August 12, 2009

Compassion Fatigue

It is Wednesday of my week long vacation. Today is the first day I did not begin the day by checking my work email or the office calendar. Although; I admit, I did eventually find myself doing so, I am happy to report that a majority of the events were sent to my “to do” folder. As I pen this entry I am glad to say that I am at the pool watching my son boy-bond via the cannon ball.

When I am with him I often wonder if I could do this full time, if being an at home mom was even in the cards for me. I know I am among the fortunate working mother’s as I have usually worked for an employer who allowed me enough flexibility in my schedule to still be an active mom. He is my priority. I think being an involved mom makes me a better human and that translates into my being a productive employee.

I travel the country making presentations. The most sought after topic is probably on burnout. I have had many counselors tell me horror stories about their places of employment where supervisors or systems insist on work obligations being the only priority. I understand that I hear stories from only one perspective, but it does cause me some concern. In a helping field where we dispense wisdom to clients related to balance why would we fail to do the same for our employees? For ourselves?

Now, I have had difficult employees who, even when given the time and tools to get the job done still do not. And they could very well be in workshops in some place telling a presenter about a crazed supervisor who expects too much of them.

Given the need for counselors but the complaints of so many employees and agencies I am brainstorming sensible ideas for the employee and the employer.

What does it take to be a successful employee and have longevity in this field?

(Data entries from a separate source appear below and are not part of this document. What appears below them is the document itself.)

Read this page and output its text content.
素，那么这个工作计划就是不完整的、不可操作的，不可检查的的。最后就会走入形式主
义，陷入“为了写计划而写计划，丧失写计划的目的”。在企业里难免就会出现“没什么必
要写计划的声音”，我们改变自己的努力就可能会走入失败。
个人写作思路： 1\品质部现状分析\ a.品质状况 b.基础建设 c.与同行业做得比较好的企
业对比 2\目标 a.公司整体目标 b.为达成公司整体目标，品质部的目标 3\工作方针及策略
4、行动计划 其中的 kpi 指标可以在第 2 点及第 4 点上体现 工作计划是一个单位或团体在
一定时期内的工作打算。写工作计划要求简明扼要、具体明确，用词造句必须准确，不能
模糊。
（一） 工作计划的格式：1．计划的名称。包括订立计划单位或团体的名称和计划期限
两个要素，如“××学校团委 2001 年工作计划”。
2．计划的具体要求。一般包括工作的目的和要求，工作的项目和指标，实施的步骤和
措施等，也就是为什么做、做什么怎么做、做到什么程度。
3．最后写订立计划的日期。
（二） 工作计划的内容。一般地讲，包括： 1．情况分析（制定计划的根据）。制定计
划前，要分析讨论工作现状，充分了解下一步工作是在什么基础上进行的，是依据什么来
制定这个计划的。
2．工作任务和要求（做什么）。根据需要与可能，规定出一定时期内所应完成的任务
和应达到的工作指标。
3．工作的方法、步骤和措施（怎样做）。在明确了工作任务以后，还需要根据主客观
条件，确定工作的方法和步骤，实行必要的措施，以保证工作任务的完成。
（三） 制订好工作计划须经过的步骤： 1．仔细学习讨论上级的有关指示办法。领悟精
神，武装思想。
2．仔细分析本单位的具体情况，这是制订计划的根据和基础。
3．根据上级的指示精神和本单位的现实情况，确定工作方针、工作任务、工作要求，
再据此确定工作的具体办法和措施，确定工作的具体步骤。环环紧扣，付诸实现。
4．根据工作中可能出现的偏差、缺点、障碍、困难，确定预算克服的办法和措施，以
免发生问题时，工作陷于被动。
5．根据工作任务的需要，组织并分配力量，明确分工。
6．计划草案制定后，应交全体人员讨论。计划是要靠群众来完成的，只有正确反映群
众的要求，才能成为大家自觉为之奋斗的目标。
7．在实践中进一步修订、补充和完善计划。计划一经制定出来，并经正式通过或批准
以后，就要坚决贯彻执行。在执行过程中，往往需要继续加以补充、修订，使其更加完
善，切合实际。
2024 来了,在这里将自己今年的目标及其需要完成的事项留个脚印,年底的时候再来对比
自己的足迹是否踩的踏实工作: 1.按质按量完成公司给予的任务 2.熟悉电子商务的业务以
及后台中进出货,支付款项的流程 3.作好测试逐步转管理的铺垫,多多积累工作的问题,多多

It is only my opinion but I believe first and foremost we must take care of ourselves. Even when working 40-50 hours each week there is time to take care of ourselves. A simple prayer, meditation or 12-step meeting could fit into a busy or rigid schedule.

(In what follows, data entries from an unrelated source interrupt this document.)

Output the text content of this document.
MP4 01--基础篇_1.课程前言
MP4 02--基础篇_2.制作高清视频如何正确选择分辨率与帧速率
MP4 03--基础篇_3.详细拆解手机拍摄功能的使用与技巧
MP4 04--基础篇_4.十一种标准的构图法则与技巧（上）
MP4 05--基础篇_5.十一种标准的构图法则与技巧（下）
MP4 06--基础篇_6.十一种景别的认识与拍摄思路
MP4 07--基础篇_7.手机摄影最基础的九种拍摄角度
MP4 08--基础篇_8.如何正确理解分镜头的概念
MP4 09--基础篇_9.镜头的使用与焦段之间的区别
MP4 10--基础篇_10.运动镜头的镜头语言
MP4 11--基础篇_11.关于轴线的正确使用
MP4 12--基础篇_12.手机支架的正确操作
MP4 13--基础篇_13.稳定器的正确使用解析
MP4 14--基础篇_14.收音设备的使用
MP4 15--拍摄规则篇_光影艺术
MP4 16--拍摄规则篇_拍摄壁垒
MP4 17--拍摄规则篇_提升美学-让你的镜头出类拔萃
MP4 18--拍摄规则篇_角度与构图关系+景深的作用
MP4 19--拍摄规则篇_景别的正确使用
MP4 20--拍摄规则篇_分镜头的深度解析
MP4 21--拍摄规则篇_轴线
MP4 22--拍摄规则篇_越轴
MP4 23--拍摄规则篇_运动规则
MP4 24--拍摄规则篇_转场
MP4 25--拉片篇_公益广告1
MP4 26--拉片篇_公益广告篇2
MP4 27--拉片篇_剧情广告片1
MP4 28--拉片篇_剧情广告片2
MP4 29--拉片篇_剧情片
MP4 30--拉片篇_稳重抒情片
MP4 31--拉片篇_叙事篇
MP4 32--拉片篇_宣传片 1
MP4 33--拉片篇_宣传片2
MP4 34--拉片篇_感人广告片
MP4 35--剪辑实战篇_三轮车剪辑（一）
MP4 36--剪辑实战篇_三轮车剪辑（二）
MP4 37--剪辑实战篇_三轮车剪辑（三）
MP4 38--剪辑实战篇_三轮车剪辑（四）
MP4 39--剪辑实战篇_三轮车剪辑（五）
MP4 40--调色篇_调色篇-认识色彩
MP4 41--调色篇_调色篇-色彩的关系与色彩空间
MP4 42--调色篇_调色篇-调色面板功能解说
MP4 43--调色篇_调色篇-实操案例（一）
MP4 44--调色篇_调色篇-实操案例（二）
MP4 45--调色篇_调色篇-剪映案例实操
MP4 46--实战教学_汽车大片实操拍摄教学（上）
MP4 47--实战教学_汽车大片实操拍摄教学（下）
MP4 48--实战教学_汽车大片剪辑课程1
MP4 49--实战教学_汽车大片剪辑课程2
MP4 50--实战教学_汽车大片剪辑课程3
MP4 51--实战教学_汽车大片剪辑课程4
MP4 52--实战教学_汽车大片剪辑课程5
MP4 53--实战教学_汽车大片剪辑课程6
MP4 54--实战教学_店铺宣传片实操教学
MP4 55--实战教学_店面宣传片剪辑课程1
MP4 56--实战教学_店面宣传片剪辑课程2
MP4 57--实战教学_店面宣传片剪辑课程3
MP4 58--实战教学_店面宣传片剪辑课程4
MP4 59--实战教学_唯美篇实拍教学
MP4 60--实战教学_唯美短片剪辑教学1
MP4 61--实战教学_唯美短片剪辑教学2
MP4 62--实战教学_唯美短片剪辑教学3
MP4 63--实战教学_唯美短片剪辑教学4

As a working mother of an 8 year old I am still actively involved in my son’s life. I insist on it. I am a room mother in his school, I frequently take him somewhere overnight on the weekends, even if it is only to visit family. The change of scenery is an environmental impact that helps me see the difference between work and home.

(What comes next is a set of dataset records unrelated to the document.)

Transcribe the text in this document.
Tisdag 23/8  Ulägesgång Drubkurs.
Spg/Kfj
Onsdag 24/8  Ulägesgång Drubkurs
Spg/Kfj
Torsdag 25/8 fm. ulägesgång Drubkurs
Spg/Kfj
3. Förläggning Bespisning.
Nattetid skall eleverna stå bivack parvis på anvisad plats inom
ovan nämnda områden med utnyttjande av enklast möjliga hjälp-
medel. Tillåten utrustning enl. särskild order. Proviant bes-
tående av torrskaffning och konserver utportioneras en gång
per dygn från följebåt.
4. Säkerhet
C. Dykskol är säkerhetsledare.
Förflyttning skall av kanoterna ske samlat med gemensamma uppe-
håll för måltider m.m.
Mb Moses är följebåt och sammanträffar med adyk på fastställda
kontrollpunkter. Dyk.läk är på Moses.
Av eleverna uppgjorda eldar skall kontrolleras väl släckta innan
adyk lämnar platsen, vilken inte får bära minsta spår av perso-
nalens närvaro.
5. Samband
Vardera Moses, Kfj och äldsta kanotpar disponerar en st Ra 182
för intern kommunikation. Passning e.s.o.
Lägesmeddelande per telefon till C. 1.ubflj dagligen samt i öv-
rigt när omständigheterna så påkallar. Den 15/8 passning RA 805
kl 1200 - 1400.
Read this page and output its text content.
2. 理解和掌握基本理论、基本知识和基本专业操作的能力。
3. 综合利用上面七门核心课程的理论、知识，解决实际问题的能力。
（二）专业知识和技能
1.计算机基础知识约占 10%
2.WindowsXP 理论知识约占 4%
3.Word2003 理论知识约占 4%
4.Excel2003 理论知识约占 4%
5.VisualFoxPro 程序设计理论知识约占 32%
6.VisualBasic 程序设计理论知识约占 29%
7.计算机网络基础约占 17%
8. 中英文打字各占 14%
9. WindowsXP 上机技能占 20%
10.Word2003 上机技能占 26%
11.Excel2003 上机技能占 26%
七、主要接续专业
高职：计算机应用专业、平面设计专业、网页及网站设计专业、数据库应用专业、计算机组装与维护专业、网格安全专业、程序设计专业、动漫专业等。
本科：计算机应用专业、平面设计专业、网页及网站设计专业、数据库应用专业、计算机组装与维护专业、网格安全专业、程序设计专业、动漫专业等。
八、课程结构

I also stay committed to my involvement with my local professional association. I attend a monthly CEU luncheon for one hour. It is a recurring event on my office calendar. Many months I could easily skip it because of the business in my office but I attend anyway. I noticed each month that no one dies while I am out of the office for that short time and all of the obligations are still there for me when I get back. Being away is a much needed break and being with my peers is filling to me. Listening to the speaker adds information to my professional life and the bonus is a free CEU!

I also continue with supervision and consultation. Even when it is not a requirement, I find setting aside a few minutes to gain another perspective is enlightening. One of my favorite sayings is, “I already know everything I know. I need to know what you know”. I don’t know other ways to grow more quickly. Interestingly, two people I have learned a lot from in the last year aren’t even counselors. They are Executive Management members on the business side of the company I work. They bring a perspective that at one time I may not have had interest.

Therapy is another significant component of self-care I gift myself. Even when I have no “active issue” I go. Because I am busy I often go with a list. I jot things on the list from time to time that I want to cover and when I get there I get right to work. Writing is a cathartic event for me. Why wait? I tell clients to feel the fear and work it out anyway. Why shouldn’t I do the same? Leaving my issues at home is a must for my work. I don’t want my banker talking to the teller next to her about her problems with her marriage. Our clients deserve the same respect, courtesy, and energy from us.

As an employer there are several things I have found successful where I currently work. First is having a set schedule for counselors. That includes arrival and departure times. We also have scheduled lunches, scheduled preparation time before groups and scheduled time for paperwork afterward. To expect someone to get everything done in a day that is the state standard and not allow them time within their day is not productive.

Employers need also be considerate to allow their staff time within their work hours to attend an occasional training or simple CEU networking event. From a business point of view it really will pay off in productivity. A happy and balanced employee is generally more valuable in the long run. Besides, your employees are representing your agency while at these events. Marketing through employees who appreciate their employer is probably second in line to clients who are grateful for the services they received.

I also think it is a good idea to have an occasional “feel good” meeting where a staff member is openly valued and asked to contribute their ideas. Even sending the intermittent email praising something well done is helpful. Depart from the old idea that their paycheck is the appreciation. A kind word of praise will go a long way for most. Many in the workforce like the idea of a holiday party or even donuts at a staff meeting. It isn’t expensive or labor intensive to show thanks.

While time management can be an issue for counselors who favor client contact over client documentation, providing the tools and time needed to complete the job is paramount. All counselors know, at some level, that there will always be more work than hours in the day. When reasonable time is allowed to complete a task a more fair assessment of the counselors’ ability can be made.

Balance remains the key, personally and professionally.

Now I think I see a need for another participant in a game of sharks and minnows.